Recently, a known NoSQL vendor announced the addition of in-memory capabilities to its database offering. The decision to take a hybrid approach with their database offering brings up a few serious concerns. Redis, the in-memory, open-source, key-value store, has provided many insights into the world of modern applications. One particularly eye-catching observation is the inherent need for databases with in-memory capabilities. As a result, NoSQL vendors across the board have been working diligently to harness the benefits of both on-disk and in-memory databases.
At Redis Labs, we believe this hybrid approach is wrong. Our concern stems from the fact that vendors using this approach cannot succeed in providing the advantages that databases such as Redis, with solely in-memory capabilities, have introduced to modern applications. In his recent post, Salvatore Sanfilippo listed three important factors of database performance including latency, operation speed, and operation quality. The following real-life scenarios exemplify these three factors based on the experience we have gained from supporting tens of thousands of modern applications.
Before diving into each of these performance components, I would like to share the results of an in-house research study we did to compare the performance of a number of popular SQL and NoSQL databases. As seen below, there is no doubt that in-memory databases perform significantly better.
NoSQL and SQL Response Performance Comparison
Three Principal Criteria
All in-memory systems can be measured by three main criteria: latency, throughput and efficiency. Similar to Sanfilippo’s three important factors of database performance, excelling at these criteria enables in-memory databases, such as Redis, to perform significantly better than their on-disk rivals. Because of this, in-memory databases have become critical for modern, scalable applications and real time processing.
1 – Latency: Modern applications require a latency of around 100 msec from the time a request reaches an application until it is processed and the application generates a response and returns it back to the user. In order to achieve this, the database level must perform at a consistent sub-millisecond latency, which is solely accomplished by an in-memory database that retrieves all data directly from RAM.
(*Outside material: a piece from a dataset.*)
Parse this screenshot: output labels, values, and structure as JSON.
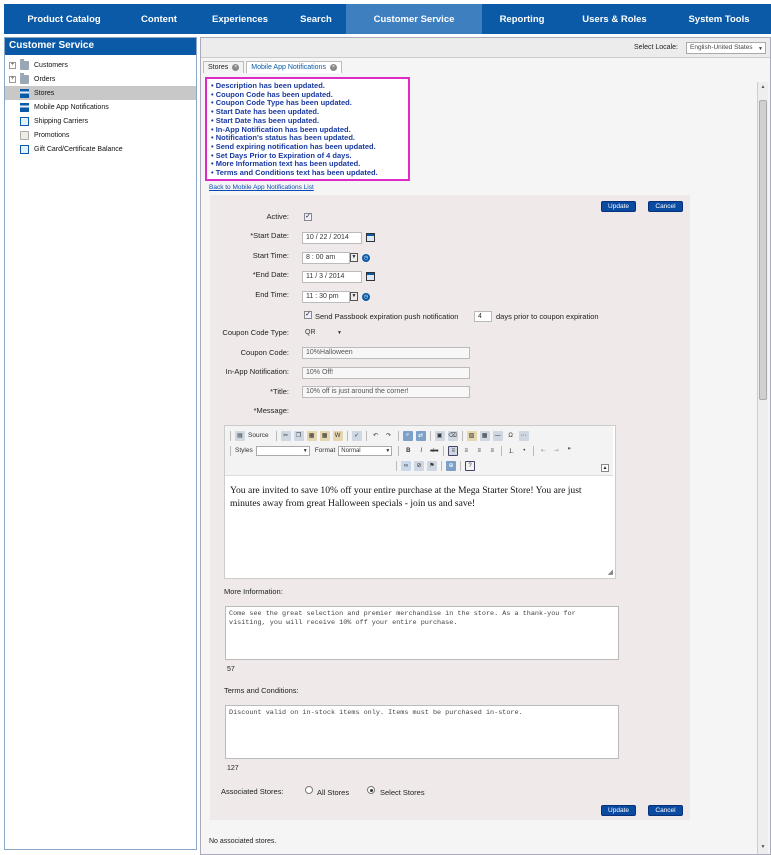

2 – Throughput: Nowadays, applications’ performance needs to scale instantly. Take a Twitter account with 1 million followers for example. A single tweet intended to reach 1 million people instantaneously generates 1 million simultaneous writes and requires immediate scaling. These types of events occur constantly without any prior warning, creating significant challenges for the system.
Scenarios such as this require infrastructure that can instantly scale out. Auto-scale will not do the job, as provisioning additional nodes to an existing cluster can take several minutes. And building an entire NoSQL infrastructure just to serve requests during peak times is very expensive. Accordingly, a growing number of developers are designing real-time apps entirely from scratch with Redis.
3 – Efficiency: While an in-memory database may be extremely fast, its performance will continue to be poor if it is constantly transferring large amounts of raw data between the database and an application. Redundant processing of raw data not only wastes resources, it increases latency. In addition, this raw data transfer can potentially block the entire network infrastructure, requiring node additions in order to maintain network speed.
Using Redis’ unique data types and commands, it is possible to build a schema in such a way that the database is tuned to serve application requests without any additional processing at the application level. This intelligent design significantly reduces the amount of transferred data.
The figure to the right illustrates an actual scenario from one of our customers. Without Redis, they would’ve needed to build a 150+ node cluster to support a network speed of 120 Gbps. In addition, they would’ve required increased work at the application level. Redis works using a six, in-memory, node cluster, 1.5 Gbps, and no extra work at the application level.
Choosing the Appropriate Database
Attempting to fix problems that Redis has already solved by adding in-memory capabilities to an incompatible database is destined to fail.
At Redis Labs, we believe in a best-of-breed approach. There is no reason to settle for just one type of database, whether it be in-memory or disk based. Modern, scalable applications ought to be designed in a way that ensures each component leverages the appropriate database.
(Author’s note: Many thanks to Salvatore Sanfilippo for the fruitful conversation that led to the ideas in this post.)